Anyway, I got the invite while I was in Ethiopia-- Addis Ababa to be exact working, at a Korean Hospital here (the pic is of the resus bay). They have a functioning ED, a trauma system, and an ICU. For Africa (as I understand it) it's a very good hospital, indisputably the finest in Ethiopia as shown by the number of VIPs treated here.
That said, it's still (emergency) medicine in the developing world, which means things go sloooooowly. Coming out of a fast-paced urban tertiary ED, it gave me pause to reflect on something that is central to the MD aware mindset: very, very few things in the ED or in medicine in general are so time-critical that seconds count.
What I have seen here is head injured patients with GCS 4 who don't get intubated for 45 minutes and keep breathing; comatose patients who wait an hour for a head CT; hypotensive patients who don't get fluids for 20 minutes and don't die; babies with cap refill ~8 seconds who wait 40 minutes for a fluid and bolus, and so forth. They are things that in the USA we get very excited about and start running around to get stuff done, but in reality most things can wait. As Obama would say, let me be clear: I don't think this system is ideal, but it has given me a good deal of perspective on what is an emergency and what is not.
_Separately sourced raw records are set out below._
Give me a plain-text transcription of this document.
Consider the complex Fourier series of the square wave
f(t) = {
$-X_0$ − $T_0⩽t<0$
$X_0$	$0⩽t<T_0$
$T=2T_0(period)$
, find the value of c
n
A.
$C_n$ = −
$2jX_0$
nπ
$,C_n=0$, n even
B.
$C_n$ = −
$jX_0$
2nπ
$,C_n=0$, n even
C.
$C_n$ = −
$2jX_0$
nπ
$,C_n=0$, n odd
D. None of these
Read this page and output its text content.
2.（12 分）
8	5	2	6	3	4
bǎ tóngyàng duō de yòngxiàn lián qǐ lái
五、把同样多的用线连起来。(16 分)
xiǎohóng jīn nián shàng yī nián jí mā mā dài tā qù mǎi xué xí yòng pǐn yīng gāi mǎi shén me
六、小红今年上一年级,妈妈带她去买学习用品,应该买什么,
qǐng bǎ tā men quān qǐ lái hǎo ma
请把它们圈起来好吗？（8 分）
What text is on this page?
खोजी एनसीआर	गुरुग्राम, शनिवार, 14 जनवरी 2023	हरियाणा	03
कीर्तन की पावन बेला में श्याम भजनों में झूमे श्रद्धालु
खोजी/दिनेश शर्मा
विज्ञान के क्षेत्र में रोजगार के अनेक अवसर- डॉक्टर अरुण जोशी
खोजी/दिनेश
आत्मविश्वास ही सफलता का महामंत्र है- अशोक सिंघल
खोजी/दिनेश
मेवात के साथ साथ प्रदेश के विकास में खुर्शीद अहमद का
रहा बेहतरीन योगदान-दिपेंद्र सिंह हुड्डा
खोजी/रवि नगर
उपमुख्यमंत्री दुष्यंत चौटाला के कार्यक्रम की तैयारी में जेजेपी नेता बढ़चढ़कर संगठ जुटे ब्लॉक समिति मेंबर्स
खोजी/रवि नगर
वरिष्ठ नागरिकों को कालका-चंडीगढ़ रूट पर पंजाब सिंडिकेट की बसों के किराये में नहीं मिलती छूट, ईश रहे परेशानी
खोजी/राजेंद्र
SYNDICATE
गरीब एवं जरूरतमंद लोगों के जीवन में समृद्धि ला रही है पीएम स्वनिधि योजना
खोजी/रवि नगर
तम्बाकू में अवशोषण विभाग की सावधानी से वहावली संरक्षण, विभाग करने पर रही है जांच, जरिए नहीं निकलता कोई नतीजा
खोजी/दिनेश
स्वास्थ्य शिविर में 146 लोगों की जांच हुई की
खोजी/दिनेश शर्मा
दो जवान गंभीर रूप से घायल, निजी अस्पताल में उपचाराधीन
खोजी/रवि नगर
So since I'm over here moving at the speed of Addis I decided to come up with a list of SECONDS-MATTER EMERGENCIES: things in medicine that cannot under any circumstances wait even 30 seconds. I did not include things that must happen cognitively very fast (i.e. cric) but only those that must be in-progress or done in a matter or a few seconds.
- Defibrillation
- Control of arterial hemorrhage
- Decompression of tension pneumothorax
That’s about it, I think.
-MJP
from seth:
This gets at the main thrust behind the “don’t just do something- stand there” philosophy — don't spin your wheels unnecessarily. Seconds-matter emergencies are great opportunities to really help people; it just saddens me when people (routinely) focus on the wrong things — running around like the patient’s going to die in the next 10 seconds unless we push labetalol on the asymptomatic patient at 180/100; or pushing lasix on the APE patient instead of the NIV mask.